Call your healthcare provider if you have:
- Any new or worsening symptoms
- Signs of foot injury or infection
- Trouble breathing
Key points Charcot-Marie-Tooth disease
- Charcot-Marie-Tooth disease is an inherited disorder. It affects the nerves supplying the feet, legs, hands, and arms. It is caused by gene defects that are nearly always inherited from a person's parents.
- Symptoms often begin in the teen or early adult years. They can include weakness in the feet and legs and foot deformities.
Over time, the hands and arms might be affected as well.
- Charcot-Marie-Tooth can't be cured at this time. But treatments such as physical and occupational therapy can often be very helpful.
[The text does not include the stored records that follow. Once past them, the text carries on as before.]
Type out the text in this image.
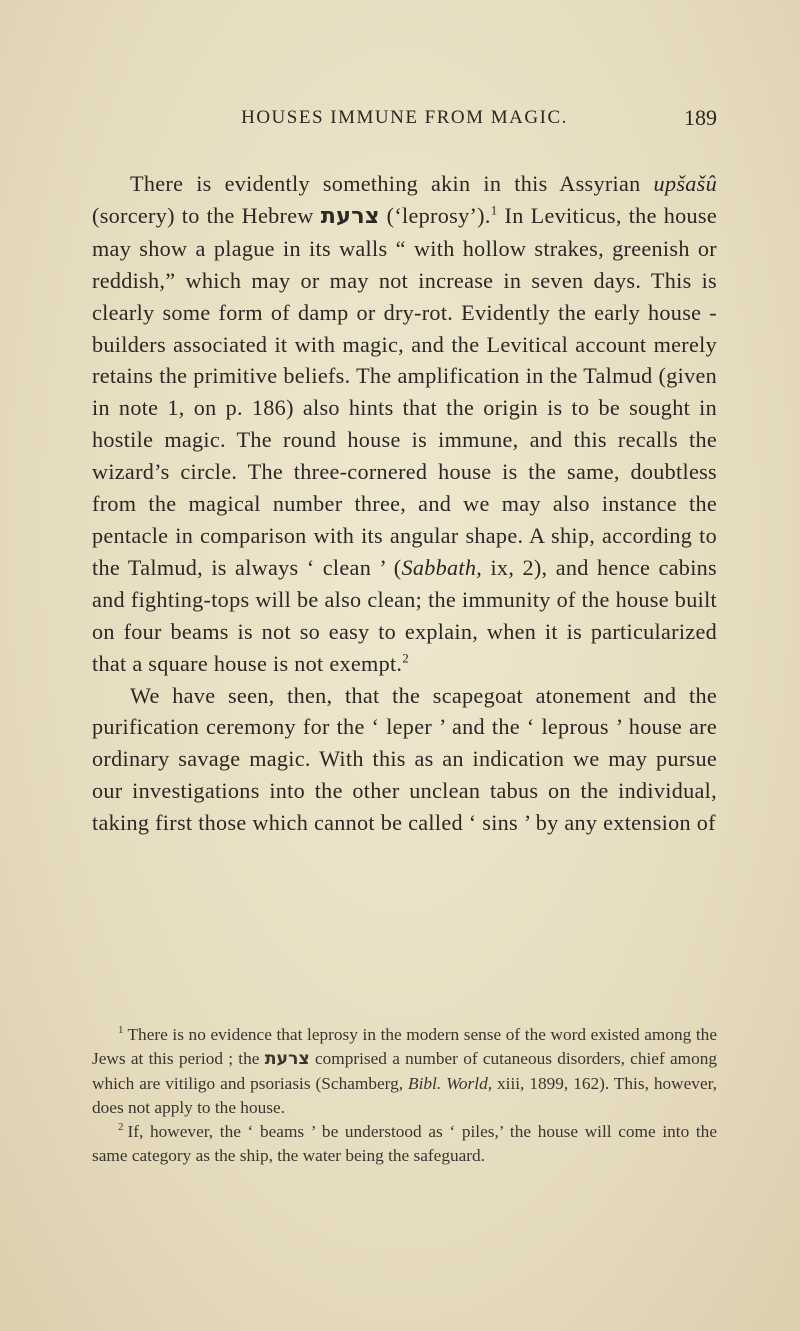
HOUSES IMMUNE FROM MAGIC.	189

There is evidently something akin in this Assyrian upšašû (sorcery) to the Hebrew צרעת (‘leprosy’).$^1$ In Leviticus, the house may show a plague in its walls “ with hollow strakes, greenish or reddish,” which may or may not increase in seven days. This is clearly some form of damp or dry-rot. Evidently the early house - builders associated it with magic, and the Levitical account merely retains the primitive beliefs. The amplification in the Talmud (given in note 1, on p. 186) also hints that the origin is to be sought in hostile magic. The round house is immune, and this recalls the wizard’s circle. The three-cornered house is the same, doubtless from the magical number three, and we may also instance the pentacle in comparison with its angular shape. A ship, according to the Talmud, is always ‘ clean ’ (Sabbath, ix, 2), and hence cabins and fighting-tops will be also clean; the immunity of the house built on four beams is not so easy to explain, when it is particularized that a square house is not exempt.$^2$

We have seen, then, that the scapegoat atonement and the purification ceremony for the ‘ leper ’ and the ‘ leprous ’ house are ordinary savage magic. With this as an indication we may pursue our investigations into the other unclean tabus on the individual, taking first those which cannot be called ‘ sins ’ by any extension of

$^1$ There is no evidence that leprosy in the modern sense of the word existed among the Jews at this period ; the צרעת comprised a number of cutaneous disorders, chief among which are vitiligo and psoriasis (Schamberg, Bibl. World, xiii, 1899, 162). This, however, does not apply to the house.

$^2$ If, however, the ‘ beams ’ be understood as ‘ piles,’ the house will come into the same category as the ship, the water being the safeguard.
Most people with this condition live to a normal age and remain active.
Tips to help you get the most from a visit to your healthcare provider:
- Know the reason for your visit and what you want to happen.
- Before your visit, write down questions you want answered.
- Bring someone with you to help you ask questions and remember what your provider tells you.
- At the visit, write down the name of a new diagnosis, and any new medicines, treatments, or tests. Also write down any new instructions your provider gives you.
- Know why a new medicine or treatment is prescribed, and how it will help you. Also know what the side effects are.
- Ask if your condition can be treated in other ways.
- Know why a test or procedure is recommended and what the results could mean.
- Know what to expect if you do not take the medicine or have the test or procedure.
- If you have a follow-up appointment, write down the date, time, and purpose for that visit.
- Know how you can contact your provider if you have questions.